Взволнованный и раздосадованный Габриэль стиснул кулаки от накатившего гнева. Инесса с силой разжала его пальцы и положила на открытую ладонь какой-то предмет. Это была хрустальная печать, излучающая свой собственный свет, сквозь который проступали загадочные письмена…
– Я ее нашла в кладовке, – сказала Инесса. – Мне показалось, что она не твоя. Поэтому я беру на себя смелость тебе ее подарить. Подарок непорядочной гостьи. Я была в кладовке. Я видела фотографии.
– Инесса, фотографии часто лгут. Что с ними делает время? Ты думаешь, что фотографии не живут своей жизнью и не умирают?
– Ты это уже говорил. Со временем наши портреты начинают лгать. Это уже не мы.
– Какой ты сама себе кажешься?
– Я кажусь себе девственницей, – она принужденно улыбнулась. – Я любимица семьи. Мексиканка. Мещаночка. Такая неопытная. Учусь. У меня обнаружился голос. Поэтому я совершенно не понимаю, почему в самый неподходящий момент ко мне возвращаются воспоминания. Наверное, у меня слишком короткая память. Мой дядя-дипломат всегда говорил, что память о большинстве событий длится не больше семи секунд и требует не больше семи слов.
– Разве твои родители тебя ничему не научили? Вернее, так: чему тебя научили родители?
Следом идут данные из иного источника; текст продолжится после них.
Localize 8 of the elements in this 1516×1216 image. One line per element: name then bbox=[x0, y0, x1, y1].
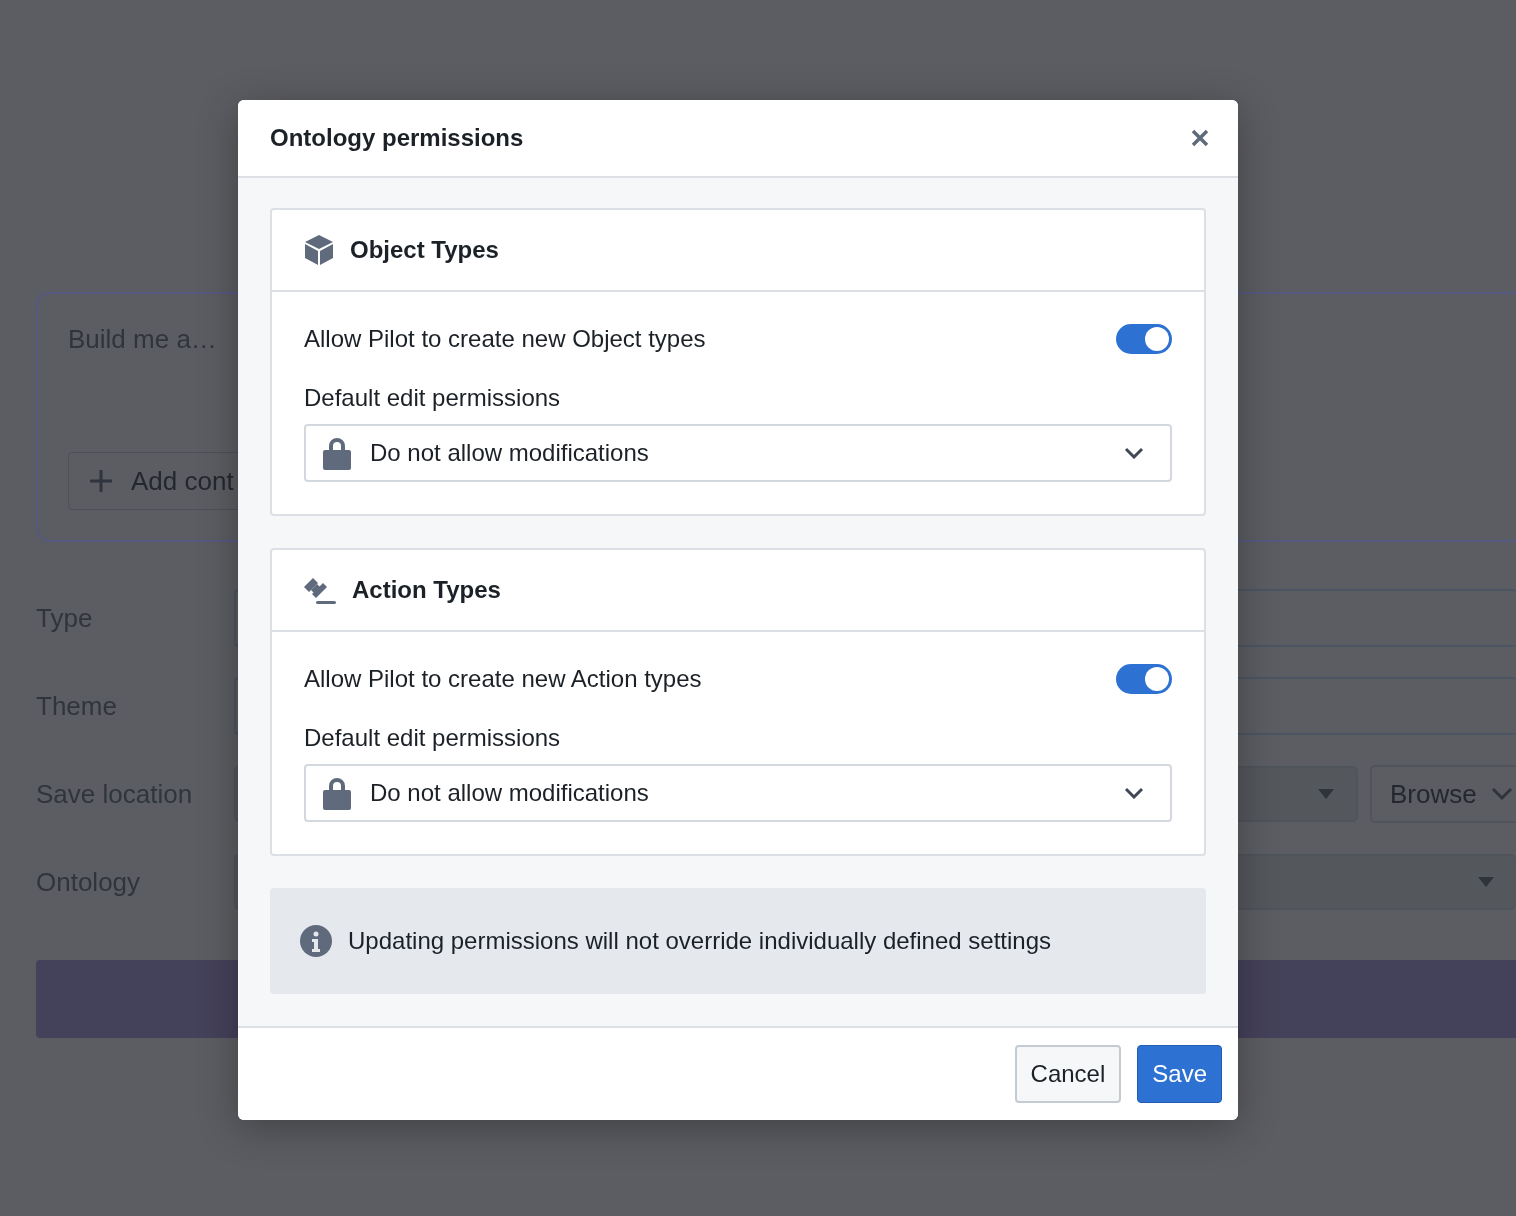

– Они умерли, когда мне было семь лет.
– Для меня прошлое совсем не здесь, – сказал Габриэль, напряженно вглядываясь в противоположный берег пролива.
– А мне нечего забывать, – она как-то неестественно повела плечами, это был странный, будто не ее жест, – но я чувствую настоятельную необходимость оставить прошлое позади.
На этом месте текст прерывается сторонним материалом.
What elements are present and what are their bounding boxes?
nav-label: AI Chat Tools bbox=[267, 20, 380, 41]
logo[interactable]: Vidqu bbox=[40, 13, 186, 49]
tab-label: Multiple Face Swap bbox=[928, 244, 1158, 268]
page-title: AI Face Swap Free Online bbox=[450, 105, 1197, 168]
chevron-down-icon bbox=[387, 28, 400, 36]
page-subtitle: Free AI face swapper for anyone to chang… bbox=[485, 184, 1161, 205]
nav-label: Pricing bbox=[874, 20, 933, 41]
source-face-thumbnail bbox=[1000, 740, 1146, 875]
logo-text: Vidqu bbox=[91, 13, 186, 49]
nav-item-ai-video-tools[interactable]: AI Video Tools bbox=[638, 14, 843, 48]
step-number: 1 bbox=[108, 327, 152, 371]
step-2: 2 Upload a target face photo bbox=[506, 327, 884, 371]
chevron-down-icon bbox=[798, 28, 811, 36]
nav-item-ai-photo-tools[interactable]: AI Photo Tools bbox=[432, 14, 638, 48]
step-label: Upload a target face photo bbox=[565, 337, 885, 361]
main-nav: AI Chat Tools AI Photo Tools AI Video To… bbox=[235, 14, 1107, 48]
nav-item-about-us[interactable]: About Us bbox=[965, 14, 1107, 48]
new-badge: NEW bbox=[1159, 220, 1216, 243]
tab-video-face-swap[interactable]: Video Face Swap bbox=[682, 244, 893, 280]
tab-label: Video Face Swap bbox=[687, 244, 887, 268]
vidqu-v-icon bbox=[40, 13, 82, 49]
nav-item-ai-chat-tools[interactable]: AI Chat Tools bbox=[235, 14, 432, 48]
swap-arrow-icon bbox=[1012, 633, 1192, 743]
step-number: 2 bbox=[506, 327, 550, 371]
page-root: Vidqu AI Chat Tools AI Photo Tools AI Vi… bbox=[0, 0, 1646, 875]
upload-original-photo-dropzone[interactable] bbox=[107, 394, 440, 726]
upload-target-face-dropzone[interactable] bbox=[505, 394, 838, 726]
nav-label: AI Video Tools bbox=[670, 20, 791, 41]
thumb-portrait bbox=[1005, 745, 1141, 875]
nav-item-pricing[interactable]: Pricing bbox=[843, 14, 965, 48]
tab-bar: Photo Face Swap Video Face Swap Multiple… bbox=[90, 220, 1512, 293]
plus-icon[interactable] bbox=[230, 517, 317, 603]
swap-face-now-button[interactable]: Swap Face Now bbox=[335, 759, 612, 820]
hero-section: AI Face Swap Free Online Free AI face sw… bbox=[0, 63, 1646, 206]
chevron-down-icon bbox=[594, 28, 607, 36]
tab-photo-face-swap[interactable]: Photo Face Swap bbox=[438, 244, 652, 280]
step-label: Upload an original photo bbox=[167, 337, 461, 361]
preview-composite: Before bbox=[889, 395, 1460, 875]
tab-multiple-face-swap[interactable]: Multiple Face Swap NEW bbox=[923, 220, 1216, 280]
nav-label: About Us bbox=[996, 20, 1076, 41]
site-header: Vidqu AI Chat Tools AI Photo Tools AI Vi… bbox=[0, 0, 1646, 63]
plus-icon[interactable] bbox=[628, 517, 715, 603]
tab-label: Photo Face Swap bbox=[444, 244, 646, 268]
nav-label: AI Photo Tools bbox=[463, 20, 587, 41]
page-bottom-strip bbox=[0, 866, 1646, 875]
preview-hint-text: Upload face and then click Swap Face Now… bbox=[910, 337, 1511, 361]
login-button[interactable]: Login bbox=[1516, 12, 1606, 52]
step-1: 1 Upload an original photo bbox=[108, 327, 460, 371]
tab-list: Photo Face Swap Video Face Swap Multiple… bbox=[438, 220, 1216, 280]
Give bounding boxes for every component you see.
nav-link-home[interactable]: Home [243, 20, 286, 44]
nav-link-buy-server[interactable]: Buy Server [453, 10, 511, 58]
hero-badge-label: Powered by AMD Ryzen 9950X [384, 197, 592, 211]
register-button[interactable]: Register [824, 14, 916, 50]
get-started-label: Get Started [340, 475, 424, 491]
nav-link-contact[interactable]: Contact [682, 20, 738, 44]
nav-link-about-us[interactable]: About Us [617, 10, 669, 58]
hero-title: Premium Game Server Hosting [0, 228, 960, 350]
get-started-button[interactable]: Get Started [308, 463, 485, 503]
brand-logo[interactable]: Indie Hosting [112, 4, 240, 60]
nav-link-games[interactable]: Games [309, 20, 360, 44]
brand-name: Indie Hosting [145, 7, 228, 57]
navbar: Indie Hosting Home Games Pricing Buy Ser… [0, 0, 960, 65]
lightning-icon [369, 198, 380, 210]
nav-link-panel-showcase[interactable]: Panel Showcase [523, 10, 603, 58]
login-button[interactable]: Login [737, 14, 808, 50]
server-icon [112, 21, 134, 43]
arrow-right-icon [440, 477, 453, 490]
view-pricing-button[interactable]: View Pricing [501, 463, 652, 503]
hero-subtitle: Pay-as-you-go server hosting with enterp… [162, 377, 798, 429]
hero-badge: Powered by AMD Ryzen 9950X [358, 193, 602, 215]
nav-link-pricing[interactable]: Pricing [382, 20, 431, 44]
– А я, напротив, иногда хочу оставить позади будущее.
Песок заглушал звук их шагов.
Он уехал внезапно, не попрощавшись, покинув ее одну в военное время, на пустынном берегу.
Габриэль мчался на своем MG, возвращаясь той же дорогой – через лес Ярбери и Дерноверскую пустошь. Он остановился только на высоком земляном холме неподалеку от реки Фрум. Отсюда уже не было видно море. Местность походила на нейтральную полосу, на границу без пограничных столбов, на убежище без крыши, заброшенные руины, без обелисков и колонн из песчаника. Небо над Англией столь стремительно, что человек может остановиться и вообразить, что он сам быстро движется вместе с небом.
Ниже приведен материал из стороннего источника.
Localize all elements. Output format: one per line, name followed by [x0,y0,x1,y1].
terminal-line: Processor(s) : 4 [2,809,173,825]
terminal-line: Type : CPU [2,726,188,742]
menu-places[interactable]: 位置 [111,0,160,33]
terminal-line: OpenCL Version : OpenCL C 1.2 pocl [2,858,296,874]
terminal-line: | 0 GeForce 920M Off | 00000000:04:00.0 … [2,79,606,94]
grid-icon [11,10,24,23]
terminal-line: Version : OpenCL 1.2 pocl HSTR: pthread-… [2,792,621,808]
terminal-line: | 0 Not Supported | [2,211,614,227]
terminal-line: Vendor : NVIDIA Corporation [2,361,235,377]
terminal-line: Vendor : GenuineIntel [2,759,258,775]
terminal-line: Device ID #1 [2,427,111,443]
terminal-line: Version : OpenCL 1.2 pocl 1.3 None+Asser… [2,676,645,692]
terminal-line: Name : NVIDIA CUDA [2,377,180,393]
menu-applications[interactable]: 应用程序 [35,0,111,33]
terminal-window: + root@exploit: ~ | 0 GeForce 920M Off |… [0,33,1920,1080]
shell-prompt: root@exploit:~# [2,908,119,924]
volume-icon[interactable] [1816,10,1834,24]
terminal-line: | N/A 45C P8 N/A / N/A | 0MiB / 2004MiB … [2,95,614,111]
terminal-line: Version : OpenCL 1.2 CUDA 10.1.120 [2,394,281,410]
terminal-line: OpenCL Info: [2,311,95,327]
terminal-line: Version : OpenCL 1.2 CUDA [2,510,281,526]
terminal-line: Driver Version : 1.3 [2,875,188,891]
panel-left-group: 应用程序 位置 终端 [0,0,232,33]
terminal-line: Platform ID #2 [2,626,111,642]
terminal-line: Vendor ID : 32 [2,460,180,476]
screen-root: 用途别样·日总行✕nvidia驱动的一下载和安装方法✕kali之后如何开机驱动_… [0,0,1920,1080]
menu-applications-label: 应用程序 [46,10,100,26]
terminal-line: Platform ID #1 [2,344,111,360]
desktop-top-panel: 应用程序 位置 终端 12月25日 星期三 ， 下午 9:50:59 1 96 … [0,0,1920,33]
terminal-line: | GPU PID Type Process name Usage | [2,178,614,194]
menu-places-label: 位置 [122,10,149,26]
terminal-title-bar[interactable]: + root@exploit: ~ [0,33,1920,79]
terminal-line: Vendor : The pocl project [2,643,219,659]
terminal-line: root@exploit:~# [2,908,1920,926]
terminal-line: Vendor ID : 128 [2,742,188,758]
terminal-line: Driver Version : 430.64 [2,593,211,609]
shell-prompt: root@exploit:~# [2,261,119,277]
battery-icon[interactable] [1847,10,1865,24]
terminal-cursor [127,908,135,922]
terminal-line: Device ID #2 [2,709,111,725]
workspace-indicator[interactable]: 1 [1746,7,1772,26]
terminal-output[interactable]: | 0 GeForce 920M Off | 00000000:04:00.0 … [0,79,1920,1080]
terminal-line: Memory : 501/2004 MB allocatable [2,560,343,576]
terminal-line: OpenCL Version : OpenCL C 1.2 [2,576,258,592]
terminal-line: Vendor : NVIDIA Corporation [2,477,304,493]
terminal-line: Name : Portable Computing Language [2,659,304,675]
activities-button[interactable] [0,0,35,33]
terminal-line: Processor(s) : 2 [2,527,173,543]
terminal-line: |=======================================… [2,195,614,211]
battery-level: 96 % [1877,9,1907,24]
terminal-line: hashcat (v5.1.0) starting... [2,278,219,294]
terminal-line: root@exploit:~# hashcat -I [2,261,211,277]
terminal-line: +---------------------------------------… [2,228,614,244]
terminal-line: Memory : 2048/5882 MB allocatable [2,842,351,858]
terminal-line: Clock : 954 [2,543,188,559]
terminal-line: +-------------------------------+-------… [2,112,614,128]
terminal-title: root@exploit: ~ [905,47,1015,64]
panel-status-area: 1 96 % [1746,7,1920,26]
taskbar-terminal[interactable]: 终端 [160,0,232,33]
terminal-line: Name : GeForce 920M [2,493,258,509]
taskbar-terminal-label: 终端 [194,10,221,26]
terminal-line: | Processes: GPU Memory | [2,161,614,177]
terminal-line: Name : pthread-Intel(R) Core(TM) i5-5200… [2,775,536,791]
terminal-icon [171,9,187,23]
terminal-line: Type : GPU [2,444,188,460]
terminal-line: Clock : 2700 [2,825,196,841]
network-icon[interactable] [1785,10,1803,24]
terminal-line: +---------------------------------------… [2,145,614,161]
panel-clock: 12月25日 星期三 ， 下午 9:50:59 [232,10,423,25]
Только там Габриэль смог признаться себе, что никогда не умел постичь женщину и разобраться, что же перед ним – похотливая доступность или абсолютная чистота и искренность. Ему хотелось, чтобы она его простила. Наверное, Инесса понимает, что он просто ошибался, что бы он там ни сделал… Габриэль не отрицал, что испытывает желание, поэтому и чувствовал потребность покинуть ее. Он надеялся, что она не думает о нем как о трусе или предателе. И что воспоминания о нем, Габриэле Атлан-Феррара, не сольются с образом другого, товарища, брата, того, кто сейчас где-то в другом месте… Он молил, чтобы юной мексиканке, которая столь явно себя недооценивала, всегда хватало ума и чувства проводить границу между ним и другим. Он жил сегодня, в реальном мире, был связан обязательствами, путешествовал, отдавал распоряжения, в то время как другой был свободен, имел возможность выбора, мог целиком посвятить себя ей… Любить ее, даже так, любить ее… Он был где-то в другом месте. Габриэль же был здесь.
Однако не исключено, что она сама видела в Габриэле то же самое, что и он видел в ней: путь к неизвестному. Его вдруг озарило понимание того, почему он и Инесса никогда не должны заниматься любовью. Она отказала ему, увидев в его взгляде отражение другой. Но в то же время и он знал, что Инесса смотрит на другого, не на него. И все же, разве не могут он и она, рабы времени, оставаться самими собой и при этом быть совершенно другими в глазах каждого из них?
– Я не стану занимать место своего брата, – сказал он себе, трогаясь с места и направляясь в сторону охваченного огнем города.